Maurice Wertheim, 64, Broker, Sportsman and Philanthropist
Funeral services for Maurice Wertheim, 64, investment broker, sportsman and philanthropist, who at one time was publisher of The Nation, liberal weekly, were to be held at 2 o'clock this afternoon at his city home, 43 E. 70th St, Manhattan. He died Saturday of a heart attack at his country home in Cos Cob, Conn.
Mr. Wertheim, a graduate of Harvard, was a founder of the Theater Guild and of the Palestine Economic Foundation. In 1946 he organized a ten-man chess team and went to Russia as a non-playing captain to compete with a crack Soviet team. The American team lost 12½ to 7½. Mr. Wertheim sought a return engagement in this country but was unsuccessful.
Donated Wild Life Refuge
Three years ago, Mr. Wertheim a trustee of the American Wildlife Foundation, donated to the government 1,800 acres bordering Carmans River and Great South Bay in Suffolks County as a wild life refuge. He was an honorary trustee of the Federation of Jewish Philanthropies of New York and was former president of the American Jewish Committee. Mr. Wertheim was founder and president of Wertheim & Co, investment bankers, 120 Broadway, Manhattan, and a director of several industrial firms. He was a native of this city and began his business career with the United Cigar Manufacturers Co., now the General Cigar Co. At one time he was a member of the New York State Industrial Board.
During World War II Mr. Wertheim served with the War Production Board.
Surviving are his wife, Mrs. Cecile Berlage Wertheim, and three daughters, Mrs. Josephine W. Pomerance, Mrs. Barbara V. Tuchman and Mrs.
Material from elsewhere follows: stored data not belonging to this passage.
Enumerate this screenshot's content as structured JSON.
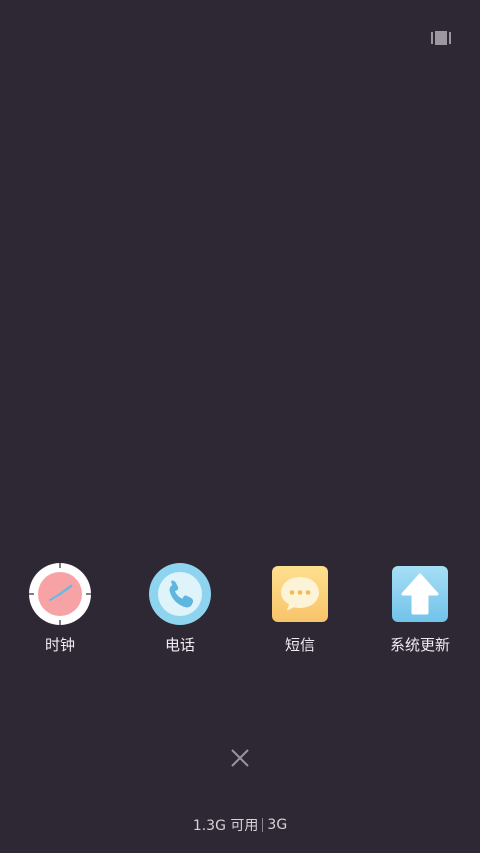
{
  "header": {
    "view_toggle_icon": "card-view-icon"
  },
  "apps": [
    {
      "label": "时钟",
      "icon": "clock-icon"
    },
    {
      "label": "电话",
      "icon": "phone-icon"
    },
    {
      "label": "短信",
      "icon": "message-icon"
    },
    {
      "label": "系统更新",
      "icon": "update-arrow-icon"
    }
  ],
  "footer": {
    "close_icon": "close-icon",
    "memory_available": "1.3G 可用",
    "memory_total": "3G"
  },
  "colors": {
    "background": "#2d2833",
    "clock_face": "#f7a3a6",
    "phone_blue": "#8ed4ef",
    "message_yellow": "#fbd685",
    "update_blue": "#8fd3f1"
  }
}
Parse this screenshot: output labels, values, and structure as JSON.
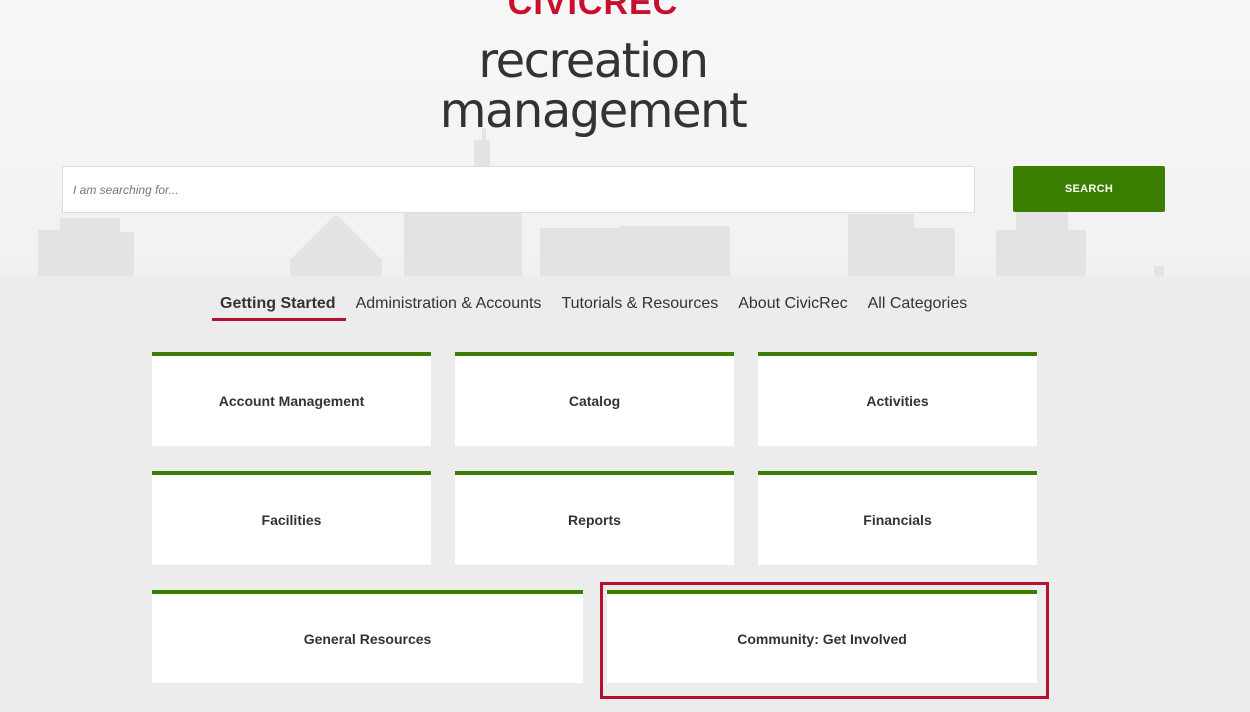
{
  "header": {
    "brand": "CIVICREC",
    "tagline_line1": "recreation",
    "tagline_line2": "management"
  },
  "search": {
    "placeholder": "I am searching for...",
    "value": "",
    "button_label": "SEARCH"
  },
  "tabs": [
    {
      "label": "Getting Started",
      "active": true
    },
    {
      "label": "Administration & Accounts",
      "active": false
    },
    {
      "label": "Tutorials & Resources",
      "active": false
    },
    {
      "label": "About CivicRec",
      "active": false
    },
    {
      "label": "All Categories",
      "active": false
    }
  ],
  "cards": [
    {
      "label": "Account Management"
    },
    {
      "label": "Catalog"
    },
    {
      "label": "Activities"
    },
    {
      "label": "Facilities"
    },
    {
      "label": "Reports"
    },
    {
      "label": "Financials"
    },
    {
      "label": "General Resources"
    },
    {
      "label": "Community: Get Involved",
      "highlighted": true
    }
  ],
  "colors": {
    "brand_red": "#c8102e",
    "accent_green": "#3a7d00",
    "tab_underline": "#b3122e",
    "highlight": "#b3122e",
    "background": "#ececec"
  }
}
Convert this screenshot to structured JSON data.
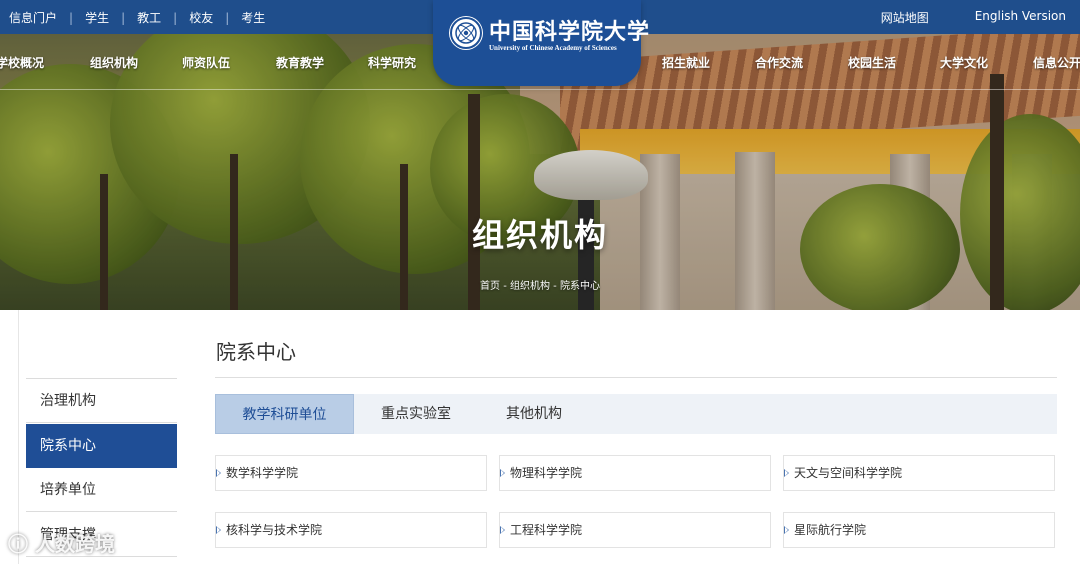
{
  "topbar": {
    "left_links": [
      "信息门户",
      "学生",
      "教工",
      "校友",
      "考生"
    ],
    "right_links": [
      "网站地图",
      "English Version"
    ]
  },
  "logo": {
    "name_cn": "中国科学院大学",
    "name_en": "University of Chinese Academy of Sciences"
  },
  "main_nav": [
    "学校概况",
    "组织机构",
    "师资队伍",
    "教育教学",
    "科学研究",
    "招生就业",
    "合作交流",
    "校园生活",
    "大学文化",
    "信息公开"
  ],
  "hero": {
    "title": "组织机构",
    "breadcrumb": [
      "首页",
      "组织机构",
      "院系中心"
    ],
    "breadcrumb_sep": " - "
  },
  "sidebar": {
    "items": [
      {
        "label": "治理机构",
        "active": false
      },
      {
        "label": "院系中心",
        "active": true
      },
      {
        "label": "培养单位",
        "active": false
      },
      {
        "label": "管理支撑",
        "active": false
      }
    ]
  },
  "content": {
    "title": "院系中心",
    "tabs": [
      {
        "label": "教学科研单位",
        "active": true
      },
      {
        "label": "重点实验室",
        "active": false
      },
      {
        "label": "其他机构",
        "active": false
      }
    ],
    "units": [
      "数学科学学院",
      "物理科学学院",
      "天文与空间科学学院",
      "核科学与技术学院",
      "工程科学学院",
      "星际航行学院"
    ]
  },
  "watermark": "人数跨境",
  "colors": {
    "brand_blue": "#1f4e8c",
    "active_sidebar": "#1f4e96",
    "active_tab_bg": "#b9cde6",
    "tabs_bg": "#eef2f7"
  }
}
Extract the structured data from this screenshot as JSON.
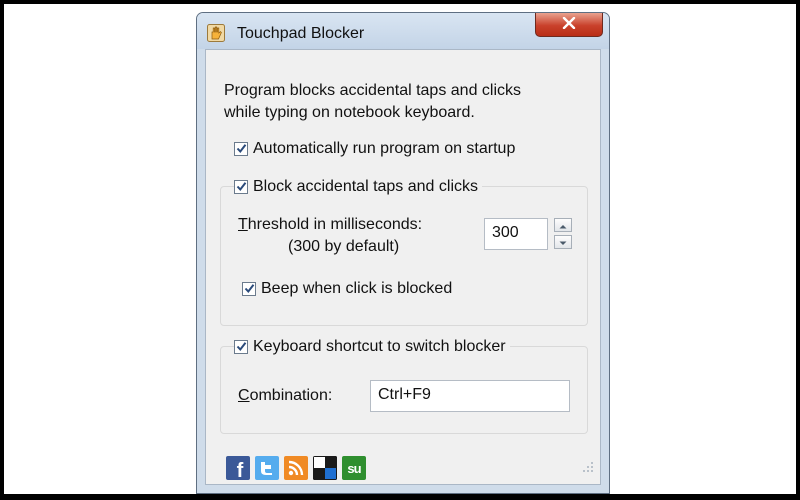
{
  "window": {
    "title": "Touchpad Blocker",
    "close_glyph": "✕"
  },
  "description": "Program blocks accidental taps and clicks\nwhile typing on notebook keyboard.",
  "options": {
    "autorun": {
      "label": "Automatically run program on startup",
      "checked": true
    },
    "block": {
      "label": "Block accidental taps and clicks",
      "checked": true
    },
    "threshold": {
      "label_first": "T",
      "label_rest": "hreshold in milliseconds:",
      "hint": "(300 by default)",
      "value": "300"
    },
    "beep": {
      "label": "Beep when click is blocked",
      "checked": true
    },
    "shortcut": {
      "label": "Keyboard shortcut to switch blocker",
      "checked": true
    },
    "combination": {
      "label_first": "C",
      "label_rest": "ombination:",
      "value": "Ctrl+F9"
    }
  },
  "social": {
    "facebook": "f",
    "stumbleupon": "su"
  },
  "colors": {
    "facebook": "#3b5998",
    "twitter": "#55acee",
    "rss": "#f08a24",
    "delicious": "#1a1a1a",
    "stumbleupon": "#2f8f2f",
    "close": "#c9412b"
  }
}
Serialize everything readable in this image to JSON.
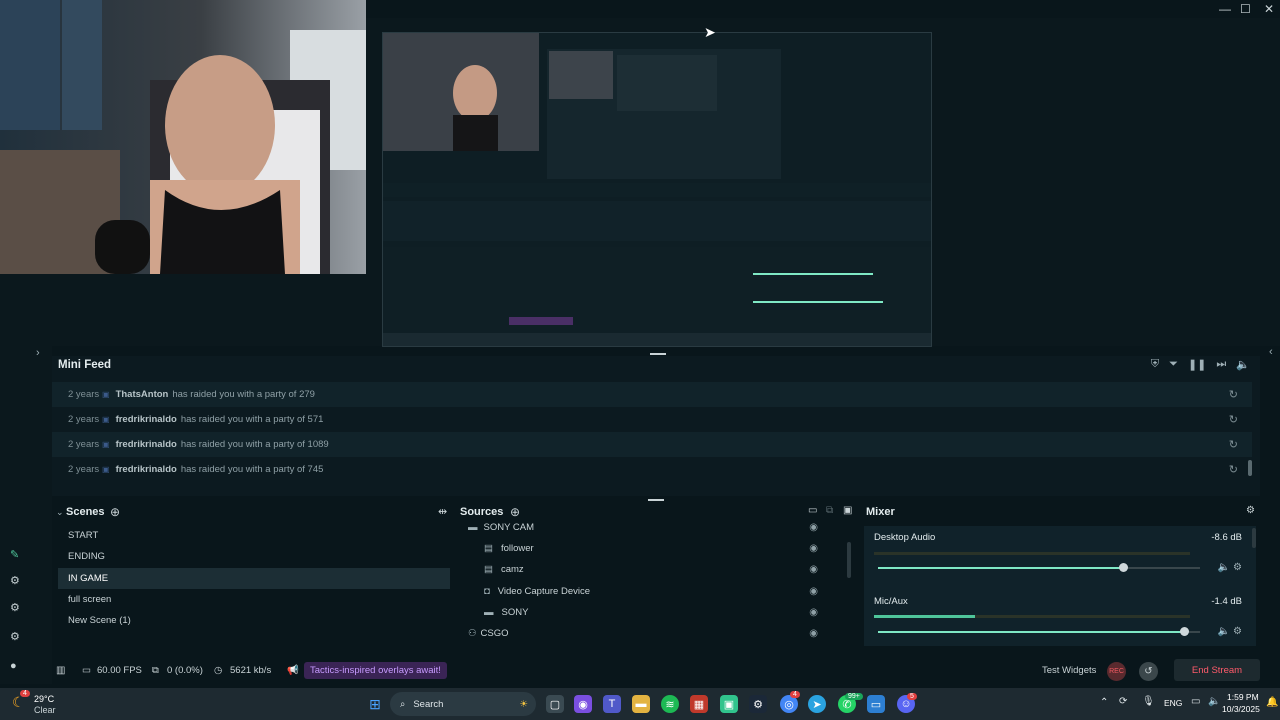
{
  "window": {
    "minimize": "—",
    "maximize": "☐",
    "close": "✕"
  },
  "mini_feed": {
    "title": "Mini Feed",
    "rows": [
      {
        "age": "2 years",
        "user": "ThatsAnton",
        "message": "has raided you with a party of 279"
      },
      {
        "age": "2 years",
        "user": "fredrikrinaldo",
        "message": "has raided you with a party of 571"
      },
      {
        "age": "2 years",
        "user": "fredrikrinaldo",
        "message": "has raided you with a party of 1089"
      },
      {
        "age": "2 years",
        "user": "fredrikrinaldo",
        "message": "has raided you with a party of 745"
      }
    ]
  },
  "scenes": {
    "title": "Scenes",
    "items": [
      "START",
      "ENDING",
      "IN GAME",
      "full screen",
      "New Scene (1)"
    ],
    "active": "IN GAME"
  },
  "sources": {
    "title": "Sources",
    "items": [
      {
        "label": "SONY CAM",
        "icon": "folder-icon"
      },
      {
        "label": "follower",
        "icon": "browser-icon"
      },
      {
        "label": "camz",
        "icon": "browser-icon"
      },
      {
        "label": "Video Capture Device",
        "icon": "camera-icon"
      },
      {
        "label": "SONY",
        "icon": "display-icon"
      },
      {
        "label": "CSGO",
        "icon": "gamepad-icon"
      }
    ]
  },
  "mixer": {
    "title": "Mixer",
    "channels": [
      {
        "name": "Desktop Audio",
        "db": "-8.6 dB",
        "level": 0.0,
        "volume": 0.76
      },
      {
        "name": "Mic/Aux",
        "db": "-1.4 dB",
        "level": 0.32,
        "volume": 0.95
      }
    ]
  },
  "status": {
    "fps": "60.00 FPS",
    "dropped": "0 (0.0%)",
    "bitrate": "5621 kb/s",
    "promo": "Tactics-inspired overlays await!",
    "test_widgets": "Test Widgets",
    "rec": "REC",
    "end_stream": "End Stream"
  },
  "taskbar": {
    "weather_temp": "29°C",
    "weather_cond": "Clear",
    "weather_badge": "4",
    "search": "Search",
    "lang": "ENG",
    "time": "1:59 PM",
    "date": "10/3/2025",
    "whatsapp_badge": "99+",
    "discord_badge": "5",
    "chrome_badge": "4"
  },
  "colors": {
    "accent": "#4fc59a",
    "end_stream": "#ff5b6b",
    "promo": "#c79bff"
  }
}
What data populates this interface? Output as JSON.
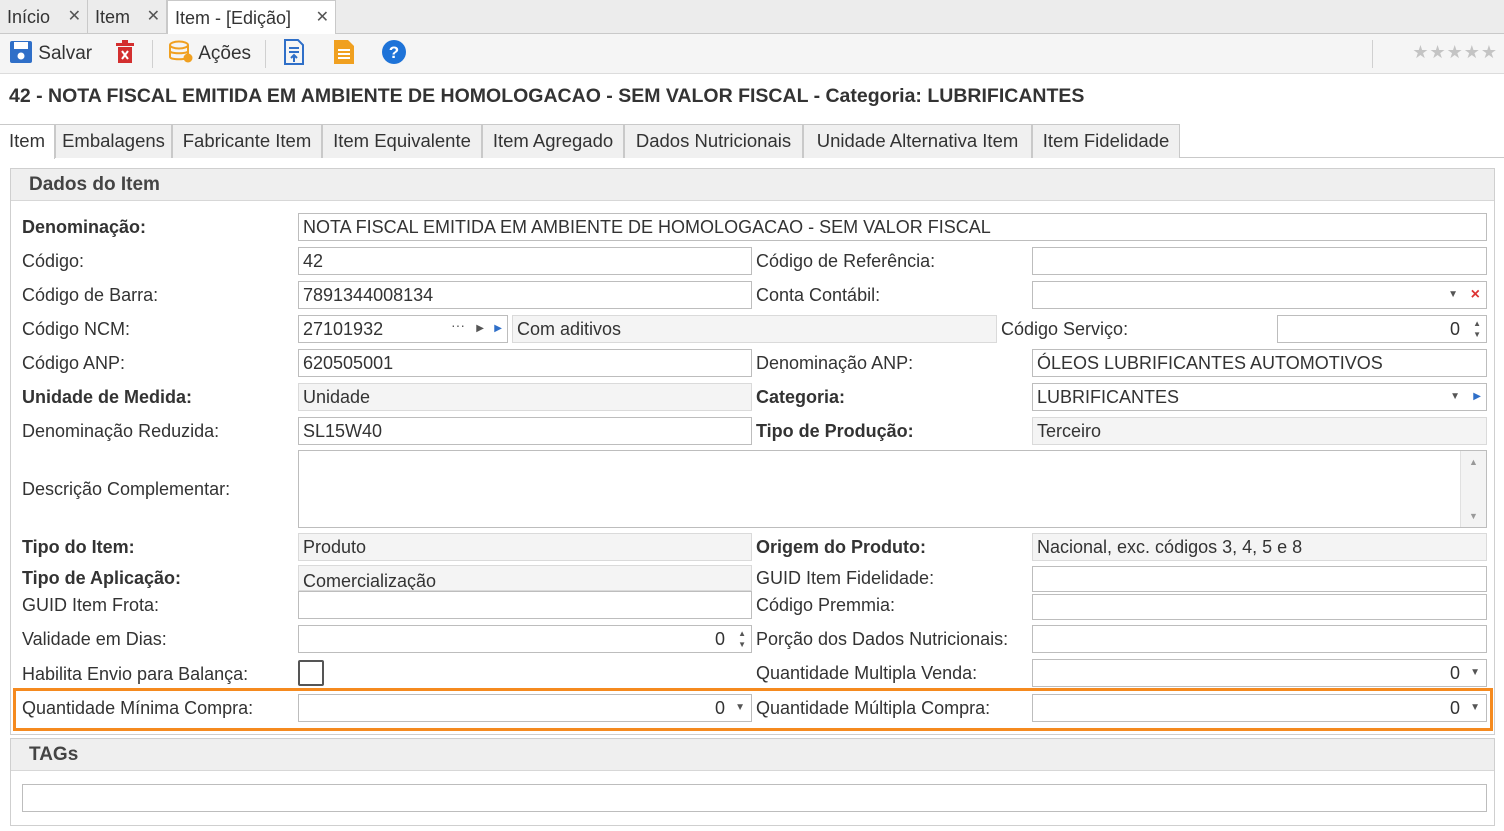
{
  "doc_tabs": [
    {
      "label": "Início",
      "close": "✕"
    },
    {
      "label": "Item",
      "close": "✕"
    },
    {
      "label": "Item - [Edição]",
      "close": "✕"
    }
  ],
  "toolbar": {
    "save_label": "Salvar",
    "actions_label": "Ações",
    "help_glyph": "?",
    "stars": "★★★★★"
  },
  "title": "42 - NOTA FISCAL EMITIDA EM AMBIENTE DE HOMOLOGACAO - SEM VALOR FISCAL - Categoria: LUBRIFICANTES",
  "section_tabs": [
    "Item",
    "Embalagens",
    "Fabricante Item",
    "Item Equivalente",
    "Item Agregado",
    "Dados Nutricionais",
    "Unidade Alternativa Item",
    "Item Fidelidade"
  ],
  "panel_title": "Dados do Item",
  "labels": {
    "denominacao": "Denominação:",
    "codigo": "Código:",
    "codigo_referencia": "Código de Referência:",
    "codigo_barra": "Código de Barra:",
    "conta_contabil": "Conta Contábil:",
    "codigo_ncm": "Código NCM:",
    "codigo_servico": "Código Serviço:",
    "codigo_anp": "Código ANP:",
    "denominacao_anp": "Denominação ANP:",
    "unidade_medida": "Unidade de Medida:",
    "categoria": "Categoria:",
    "denominacao_reduzida": "Denominação Reduzida:",
    "tipo_producao": "Tipo de Produção:",
    "descricao_complementar": "Descrição Complementar:",
    "tipo_item": "Tipo do Item:",
    "origem_produto": "Origem do Produto:",
    "tipo_aplicacao": "Tipo de Aplicação:",
    "guid_item_fidelidade": "GUID Item Fidelidade:",
    "guid_item_frota": "GUID Item Frota:",
    "codigo_premmia": "Código Premmia:",
    "validade_dias": "Validade em Dias:",
    "porcao_dados_nutricionais": "Porção dos Dados Nutricionais:",
    "habilita_envio_balanca": "Habilita Envio para Balança:",
    "quantidade_multipla_venda": "Quantidade Multipla Venda:",
    "quantidade_minima_compra": "Quantidade Mínima Compra:",
    "quantidade_multipla_compra": "Quantidade Múltipla Compra:"
  },
  "values": {
    "denominacao": "NOTA FISCAL EMITIDA EM AMBIENTE DE HOMOLOGACAO - SEM VALOR FISCAL",
    "codigo": "42",
    "codigo_referencia": "",
    "codigo_barra": "7891344008134",
    "conta_contabil": "",
    "codigo_ncm": "27101932",
    "ncm_descricao": "Com aditivos",
    "codigo_servico": "0",
    "codigo_anp": "620505001",
    "denominacao_anp": "ÓLEOS LUBRIFICANTES AUTOMOTIVOS",
    "unidade_medida": "Unidade",
    "categoria": "LUBRIFICANTES",
    "denominacao_reduzida": "SL15W40",
    "tipo_producao": "Terceiro",
    "descricao_complementar": "",
    "tipo_item": "Produto",
    "origem_produto": "Nacional, exc. códigos 3, 4, 5 e 8",
    "tipo_aplicacao": "Comercialização",
    "guid_item_fidelidade": "",
    "guid_item_frota": "",
    "codigo_premmia": "",
    "validade_dias": "0",
    "porcao_dados_nutricionais": "",
    "habilita_envio_balanca": false,
    "quantidade_multipla_venda": "0",
    "quantidade_minima_compra": "0",
    "quantidade_multipla_compra": "0"
  },
  "tags_panel_title": "TAGs",
  "colors": {
    "highlight": "#f58a1f",
    "accent_blue": "#2f6fc8",
    "delete_red": "#d32f2f",
    "doc_orange": "#f0a020"
  },
  "icons": {
    "save": "save-icon",
    "delete": "delete-icon",
    "actions": "database-actions-icon",
    "export": "export-document-icon",
    "report": "report-document-icon",
    "help": "help-icon"
  }
}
Anne W. Langman.
Maurice Wertheim, FWS
Maurice Wertheim Dies 04 Jun 1950, Sun The Los Angeles Times (Los Angeles, California) Newspapers.comMAURICE WERTHEIM DIES
We are very sorry to hear of the untimely and sudden death of Maurice Wertheim, vice-president of the U.S. Chess Federation and president of the Manhattan Chess Club of New York. Mr. Wertheim was responsible for the radio match between the United States and the U.S.S.R. in 1945. The following year he financed the U.S. chess team which played an over-the-board match in Moscow. Your editor knew Mr. Wertheim personally as a fine gentleman, player and generous contributor in time and money to all important chess events in the United States. American chess has indeed suffered a great loss in his passing. Our deepest sympathy to the bereaved family.